Along the way, we got a few tidbits, including a new song by the surviving members (Harrison, Ringo Starr and Paul McCartney) remixed with archival recordings of John Lennon for a best-of collection back in the 1990s. Honestly, that was just a little creepy – basically the three survivors discovering ghost tracks on an old reel, writing a little music around it and deciding to send it out into the world anyway.
Granted, Paul in concert does a pretty good job of echoing the Beatles experience (at least the parts of it on which he sang lead), and he’s even teamed up with Ringo for TV performances here and there. Still, the experience of having the lads back together is one we’ll now have to just imagine.
Now, with all the fancy-shmancy artificial intelligence tech emerging in the world, we have this offering from the folks and SONY CSL Research Laboratory that claims to be the work of an AI that took the entirety of the Beatles catalog, digested it and came up with something similar on its own.
Truth be told, very little of this is AI-made – a human wrote the lyrics and arranged the piece from melodies the machine spat out.
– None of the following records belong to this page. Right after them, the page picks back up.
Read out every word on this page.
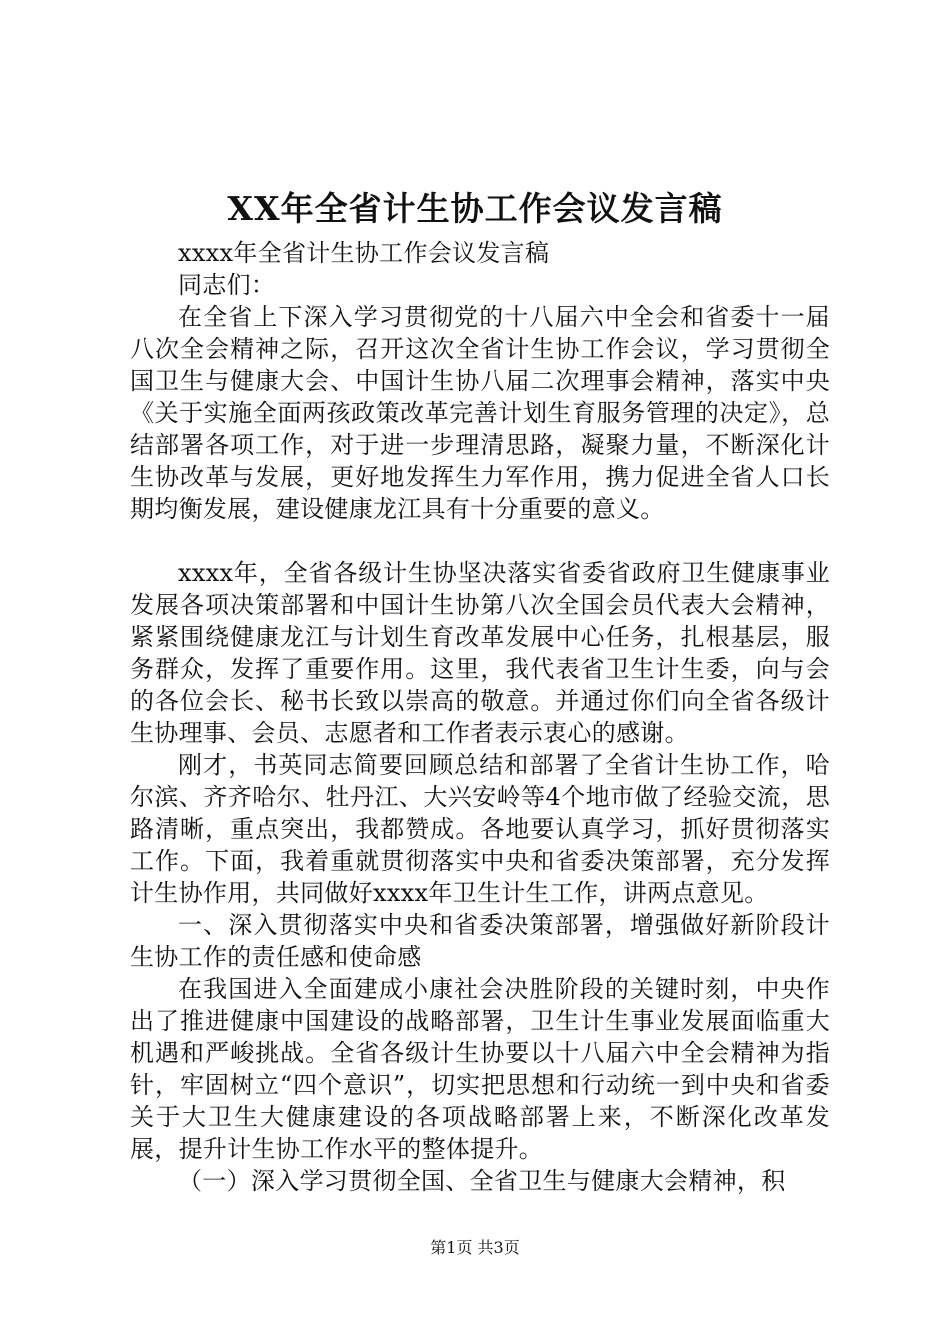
XX年全省计生协工作会议发言稿

xxxx年全省计生协工作会议发言稿

同志们：

在全省上下深入学习贯彻党的十八届六中全会和省委十一届八次全会精神之际，召开这次全省计生协工作会议，学习贯彻全国卫生与健康大会、中国计生协八届二次理事会精神，落实中央《关于实施全面两孩政策改革完善计划生育服务管理的决定》，总结部署各项工作，对于进一步理清思路，凝聚力量，不断深化计生协改革与发展，更好地发挥生力军作用，携力促进全省人口长期均衡发展，建设健康龙江具有十分重要的意义。

xxxx年，全省各级计生协坚决落实省委省政府卫生健康事业发展各项决策部署和中国计生协第八次全国会员代表大会精神，紧紧围绕健康龙江与计划生育改革发展中心任务，扎根基层，服务群众，发挥了重要作用。这里，我代表省卫生计生委，向与会的各位会长、秘书长致以崇高的敬意。并通过你们向全省各级计生协理事、会员、志愿者和工作者表示衷心的感谢。

刚才，书英同志简要回顾总结和部署了全省计生协工作，哈尔滨、齐齐哈尔、牡丹江、大兴安岭等4个地市做了经验交流，思路清晰，重点突出，我都赞成。各地要认真学习，抓好贯彻落实工作。下面，我着重就贯彻落实中央和省委决策部署，充分发挥计生协作用，共同做好xxxx年卫生计生工作，讲两点意见。

一、深入贯彻落实中央和省委决策部署，增强做好新阶段计生协工作的责任感和使命感

在我国进入全面建成小康社会决胜阶段的关键时刻，中央作出了推进健康中国建设的战略部署，卫生计生事业发展面临重大机遇和严峻挑战。全省各级计生协要以十八届六中全会精神为指针，牢固树立“四个意识”，切实把思想和行动统一到中央和省委关于大卫生大健康建设的各项战略部署上来，不断深化改革发展，提升计生协工作水平的整体提升。

（一）深入学习贯彻全国、全省卫生与健康大会精神，积

第1页 共3页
Still, given the constant advances in AI tech and various forms of virtual and augmented reality, how far away are we really from an immersive concert experience featuring digitally aged avatars of the whole band – Lennon and Harrison included – performing “new” material?
This could be the dawn of a new age, particularly for those folks who cling to the artists and music of their youth with a death grip. We could digitally resurrect Jerry Garcia to once again front The Grateful Dead so his hippy minions and their children (and grandchildren) won’t have to settle for following Phish.
For other music lovers, we could finally insist that digital Stevie Ray Vaughn be the headliner at all shows that previously would have showcased living, breathing John Mayer. Vegas could digitally host both Nat King Cole and Natalie Cole forever performing in duet, while right down the Strip the entire Rat Pack realistically drinks, smokes and riffs on which one of them would get to go home with Celine Dion (my money’s on Sammy Davis Jr.).